Le disque des Growlers parle de tout ça : du vide qui nous entoure et qui fait dire à certains que le rock est mort. Si l’assertion est évidemment fausse, on peut tout de même émettre des doutes sur la sincérité de ce groupe qui se traine en concert comme une armée de lémuriens sous sédatifs et qui, sur ce disque, pédale dans la semoule marocaine à tel point que Brooks Nielsen et ses copains livrent par instant l’idée même qu’on se fait d’un groupe balloche débarqué à Hawaï pour vous casser les burnes pendant votre repas d’anniversaire. Arrivé à la fin d’un disque interminable se clôturant par un titre qui porte bien son nom (Purgatory Drive), on a soudainement l’impression d’avoir joué au Monopoly en accéléré avec des types qui finiront certainement patrons de bar dans la périphérie de Los Angeles : retour à la case départ sans même passer par la case prison. Les Growlers doivent, dans le meilleur des cas, avoir un casier pour vol de stylos Bic au Monoprix, ou pire même, fumer des cigarettes au menthol en écoutant Barbra Streisand.

Qu’on en finisse avec ce garage américain à peine bon à illustrer le désert intellectuel des boutiques American Apparel, et que tous ces justiciers d’un monde meilleur commencent par trouver un job pénible où l’on se salit les mains pour 7 $ de l’heure. Le monde n’est pas tel qu’on le raconte sur les pochettes de disque, mais après tout, on a les groupes qu’on mérite.

The Growlers // Chinese Fountain // Everloving Records (Differ-Ant)
http://www.thegrowlers.com/

10 commentaires

  1. quelle célérité pour dégommer ce disque. En train de l’infuser pour voir si une sorte de magie va opérer après la 15ème écoutes mais rien…..horriblement déçu…..par le disque.

  2. L’ère commerciale qui te vend des artistes, dont la notoriété dépasse rarement les 3 mois, pour tes soirée joystick avec Popol…
    D’autres, plus notables, qui visent les têtes de gondole, et envahissent tes festoches, pour te vendre leurs tee-shirts…
    Et ceux qui préfèrent se laisser pousser la chemise à carreaux, parce que c’est raccord avec la moustache à Dali…

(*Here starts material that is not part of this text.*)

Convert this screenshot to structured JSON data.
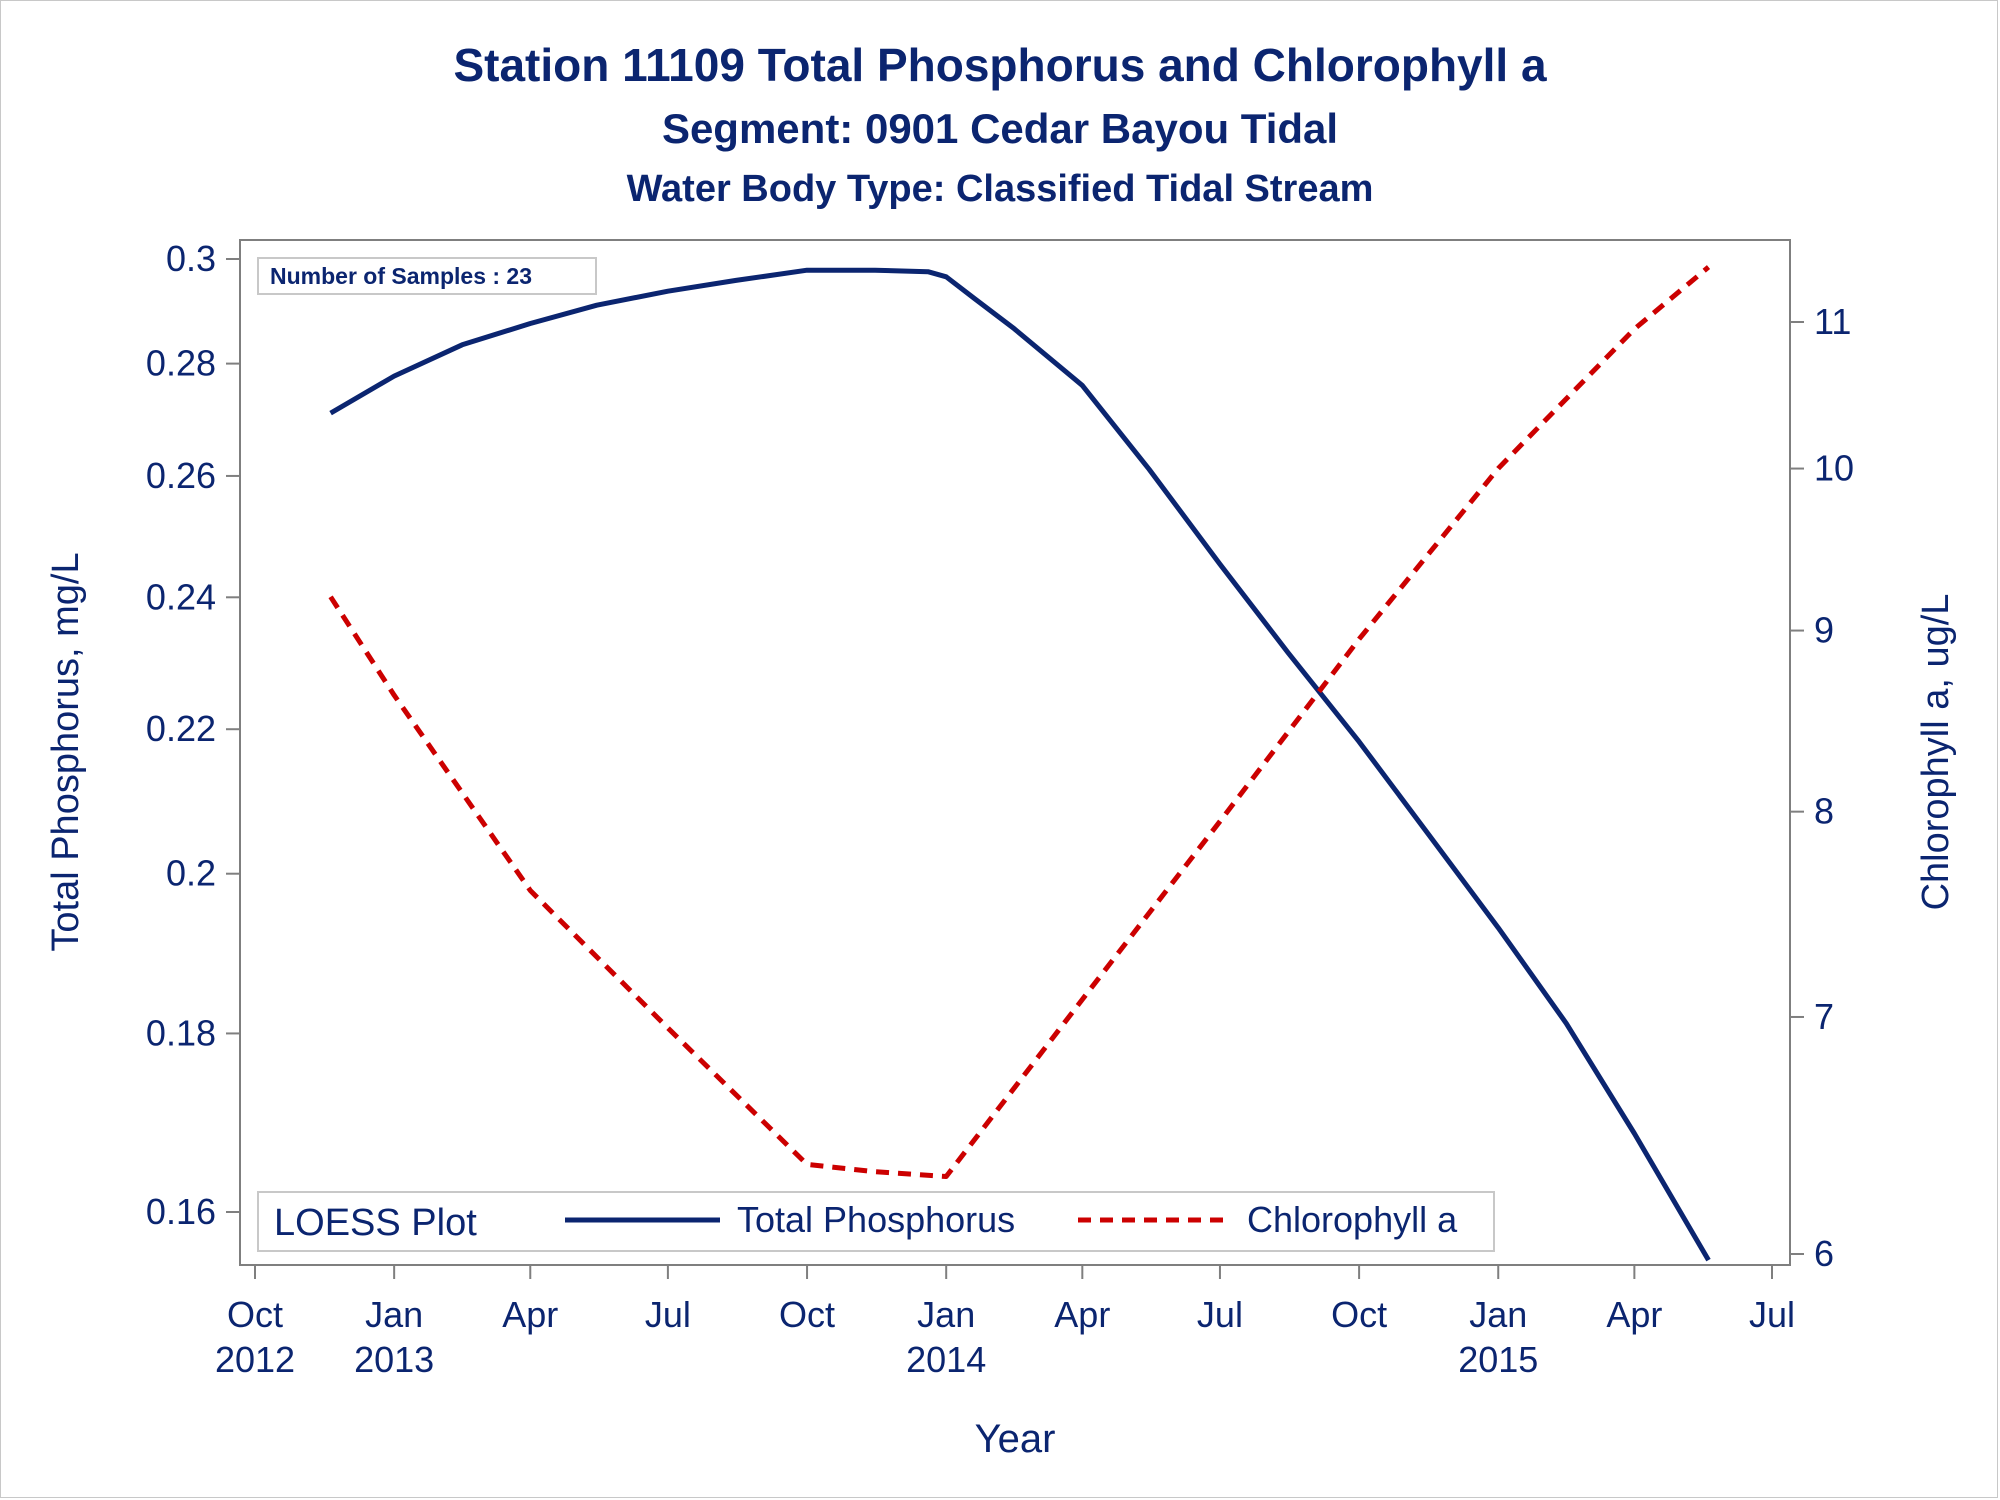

    Une Chinese Foutain qui fait office de pluie dorée sur ta face.

    Une tournante pour tes oreilles.
    Le monde est bien fait!

  3. Je comprends que tu puisses dire du bien du précédent album et démonter celui-ci en flèche simplement parce que tu es deçu qu’il ne t’aies pas surpris (contrairement au 1er). C’est la seule raison que je vois. Mais on ne peut pas reprocher aux Growlers d’avoir trouvé leur style et ce, dès le premier album. Quant à la scène garage, il y a vraiment de l’os à ronger de manière générale. On ne peut pas comparer les Urges à Ty Segall ou encore Tame Impala (qui viennent de la scène garage) aux Sick Hyenas mais y’a de quoi se régaler pour un amateur, crois-moi. Et la musique a-t-elle encore besoin d’avoir un message de nos jours, franchement? Je ne crois pas.

  4. c’est quand même un groupe perçu dès le départ comme « branleurs talentueux » et qui a (avait?) un son bien personnel et plutôt attachant, du moins reconnaissable (on ne pouvait par exemple pas les confondre avec les Black Lips, les Black Angels ou Ty Segal contrairement à la cohorte d’imitateurs de ces derniers qui semble n’en plus finir…). Comme pour beaucoup de groupes (tous?!), au bout de quelques albums, la formule s’essouflant, ils ne peuvent (ou ne savent) que choisir l’option top facile et méga feignasse de policer ce son ou de faire des albums solo déguisés du chanteur… ‘tain, je suis en train de l’écouter et au bout du 3e morceau (on oublie les 2 premiers qui sont des décalques assez ternes de leurs trucs précédents alors même qu’on les écoute), ils nous font ce truc funky mortellement BA-NAL, suivi d’un autre qui se traine comme une file d’attente un samedi au Carrouf puis d’un triste « reggae-blanc » de rigueur, et ensuite un machin vaguement nouillaveux genre Stranglers en fin de course… ça s’arrange un peu sur les suivantes (disons que le charme opère par intermittence fugace, sans révolutionner quoique ce soit et bien que Brooks ait l’air d’avoir 102 ans sur certaines) mais on est déjà retourné sous la couette se peser les valoches sans passer par la case lavabo et à ce stade, n’importe quel disque des Tindersticks fout plus la trique…. Peut-être que certaines chansons auraient pu surnager si la rythmique (commerciale ET plattissime) et les arrangements (idem) n’était aussi convenus… Sûr que se taper ce genre d’album joué en concert dans des salles à 6 euros le verre de pisse chaude, ça motive moyennement… ou « comment vieillir comme les Broming Stones mais en accéléré ».
    (Snif!.. moi qui aimait bien télécharger leurs albums illégalement…).

  5. Parfait du début à la fin. L’inverse d’un disque des Growlers, en somme, ou d’un concert de ces types chiants à bailler. J’vais écrit du chanteur (en concert) qu’il est « clown pas drôle, vocaliste irritant et branleur suffisant. » Je confirme ici, et je sus heureux de lire un avis qui va dans mon sens !

  6. Alors là, je ne comprends plus. J’ai passé une grande partie de l’été à écouter ce disque qui vaut bien mieux que leur précédent EP (que j’avais pourtant apprécié). Ce nouveau Growlers, c’est un disque parfait pour ceux qui pleurent The Coral. PS : pour ton anniversaire, je comptais t’offrir un mini short en lamé de chez American Papareil. Je te prends quelle taille?

  7. Eh bien, quelle chronique sanglante pour ces néo-post-hippies de Growlers. Heureusement que je n’ai pas encore vu d’article sur les Allah-Las.